Despite the apparent belief of many medical professionals that provision of an appropriate correction may alleviate various types of headache, the relationship between minor refractive errors and headache lacks any conclusive evidence [18]. In this study also, ophthalmological problems were not found to be a cause for recurrent headache in any child; reasserting that minor errors of refraction only rarely cause a significant headache problem [19]. Errors of refraction and headache are both common problems in children, and their co-existence in the same patient is not unusual [12]. In fact, the ICHD2 provides a specific category of Headache associated with refractive errors [7]; however, this is a rare entity [20].

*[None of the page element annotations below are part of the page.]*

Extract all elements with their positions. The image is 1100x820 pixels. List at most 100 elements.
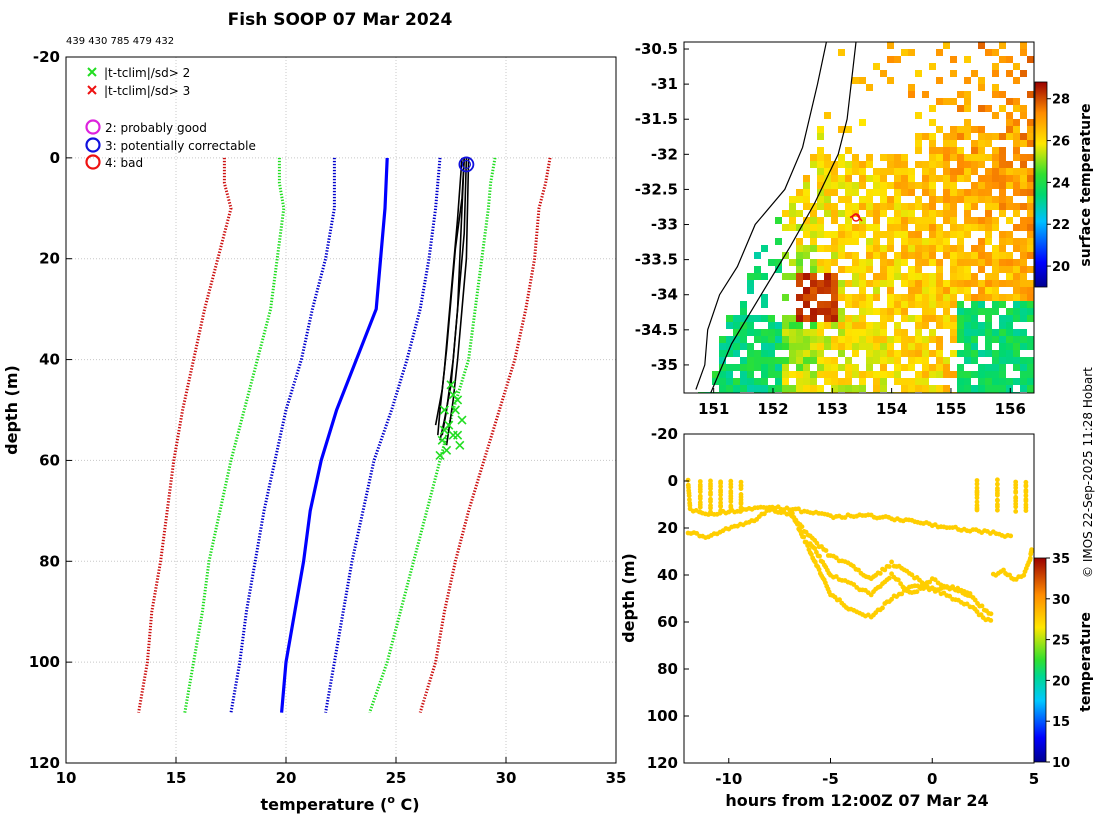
sst-cell	[803, 245, 810, 252]
tick-label-x: 156	[995, 400, 1026, 418]
sst-cell	[880, 231, 887, 238]
sst-cell	[866, 245, 873, 252]
sst-cell	[901, 203, 908, 210]
sst-cell	[950, 350, 957, 357]
sst-cell	[894, 336, 901, 343]
legend-flag-sd3: |t-tclim|/sd> 3	[87, 84, 190, 98]
sst-cell	[957, 280, 964, 287]
sst-cell	[887, 273, 894, 280]
sst-cell	[978, 126, 985, 133]
sst-cell	[887, 350, 894, 357]
time-point	[823, 548, 829, 553]
sst-cell	[922, 378, 929, 385]
time-point	[909, 572, 915, 578]
sst-cell	[796, 343, 803, 350]
sst-cell	[880, 329, 887, 336]
time-point	[995, 504, 1000, 510]
sst-cell	[971, 168, 978, 175]
sst-cell	[964, 322, 971, 329]
colorbar-tick-label: 35	[1052, 552, 1070, 567]
sst-cell	[852, 77, 859, 84]
sst-cell	[964, 266, 971, 273]
sst-cell	[936, 210, 943, 217]
sst-cell	[824, 315, 831, 322]
sst-cell	[978, 189, 985, 196]
sst-cell	[817, 343, 824, 350]
sst-cell	[964, 154, 971, 161]
sst-cell	[929, 245, 936, 252]
sst-cell	[950, 315, 957, 322]
sst-cell	[901, 378, 908, 385]
sst-cell	[1013, 105, 1020, 112]
tick-label-y: -32	[651, 145, 678, 163]
sst-cell	[817, 322, 824, 329]
sst-cell	[880, 210, 887, 217]
sst-cell	[733, 329, 740, 336]
legend-quality-bad: 4: bad	[85, 154, 143, 170]
sst-cell	[1020, 42, 1027, 49]
sst-cell	[831, 161, 838, 168]
sst-cell	[887, 301, 894, 308]
sst-cell	[1013, 350, 1020, 357]
sst-cell	[817, 168, 824, 175]
sst-cell	[810, 238, 817, 245]
sst-cell	[985, 259, 992, 266]
sst-cell	[971, 126, 978, 133]
sst-cell	[950, 322, 957, 329]
sst-cell	[873, 252, 880, 259]
time-point	[877, 571, 883, 576]
sst-cell	[782, 210, 789, 217]
sst-cell	[887, 280, 894, 287]
tick-label-x: 153	[817, 400, 848, 418]
tick-label-y: -32.5	[635, 180, 678, 198]
sst-cell	[740, 336, 747, 343]
sst-cell	[789, 329, 796, 336]
tick-label-x: 10	[56, 769, 77, 787]
sst-cell	[999, 350, 1006, 357]
sst-cell	[733, 322, 740, 329]
sst-cell	[796, 196, 803, 203]
sst-cell	[992, 364, 999, 371]
sst-cell	[1013, 182, 1020, 189]
tick-label-x: 152	[757, 400, 788, 418]
sst-cell	[838, 329, 845, 336]
sst-cell	[950, 154, 957, 161]
profile-ticks: 10 15 20 25 30 35 -20 0 20 40 60 80 100 120	[29, 48, 627, 787]
sst-cell	[915, 350, 922, 357]
sst-cell	[845, 280, 852, 287]
time-point	[685, 477, 691, 483]
sst-cell	[859, 266, 866, 273]
sst-cell	[978, 329, 985, 336]
sst-cell	[789, 210, 796, 217]
sst-cell	[733, 336, 740, 343]
sst-cell	[1027, 266, 1034, 273]
sst-cell	[985, 294, 992, 301]
tick-label-y: 100	[647, 707, 678, 725]
sst-cell	[838, 336, 845, 343]
sst-cell	[929, 196, 936, 203]
sst-cell	[747, 315, 754, 322]
sst-cell	[831, 287, 838, 294]
sst-cell	[852, 203, 859, 210]
time-point	[974, 507, 980, 513]
sst-cell	[915, 203, 922, 210]
sst-cell	[775, 378, 782, 385]
sst-cell	[831, 364, 838, 371]
sst-cell	[999, 294, 1006, 301]
time-point	[728, 484, 734, 490]
sst-cell	[782, 357, 789, 364]
sst-cell	[775, 322, 782, 329]
sst-cell	[1006, 308, 1013, 315]
sst-cell	[740, 378, 747, 385]
sst-cell	[957, 196, 964, 203]
sst-cell	[859, 280, 866, 287]
sst-cell	[908, 294, 915, 301]
sst-cell	[936, 126, 943, 133]
sst-cell	[726, 350, 733, 357]
sst-cell	[1013, 147, 1020, 154]
time-point	[988, 611, 994, 617]
sst-cell	[999, 189, 1006, 196]
sst-cell	[936, 371, 943, 378]
sst-cell	[733, 315, 740, 322]
sst-cell	[915, 301, 922, 308]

One of the major strengths of the study was the 100% follow-up of all the enrolled patients. Patients and parents were interviewed by a single trained physician in a one-to-one setting, and a single ophthalmologist evaluated all children. A major limitation of the current study is a convenience sample, which makes generalizations difficult. Moreover, only patients attending the pediatric department were enrolled, thereby missing many patients attending Medicine or Neurology departments. This may be one of the reasons that we did not have any children with other primary headache disorders.

To conclude, our observations suggest that the profile of recurrent headache in Indian children presenting to the hospital is similar to reports from other countries, with some important differences related to treatment gap and disability. More hospital and community-based data is required from India to accurately describe the clinical profile and burden of pediatric headache.

Contributors: AS evaluated and managed all the patients under the guidance of DM and MJ, conducted the literature search, and prepared the initial draft of the manuscript. DM conceived the study, formulated the study protocol, prepared the final manuscript, and will be the guarantor. MJ provided important intellectual inputs. KS conducted the ophthalmological evaluation and provided important intellectual inputs in the manuscript. All authors approved the final manuscript to be submitted.

Funding: None; Competing interests: None.

 


What This Study Adds?

Majority of children with recurrent headache present after suffering from headache for a long duration.

Ophthalmological causes of headache are infrequent among children with recurrent headache.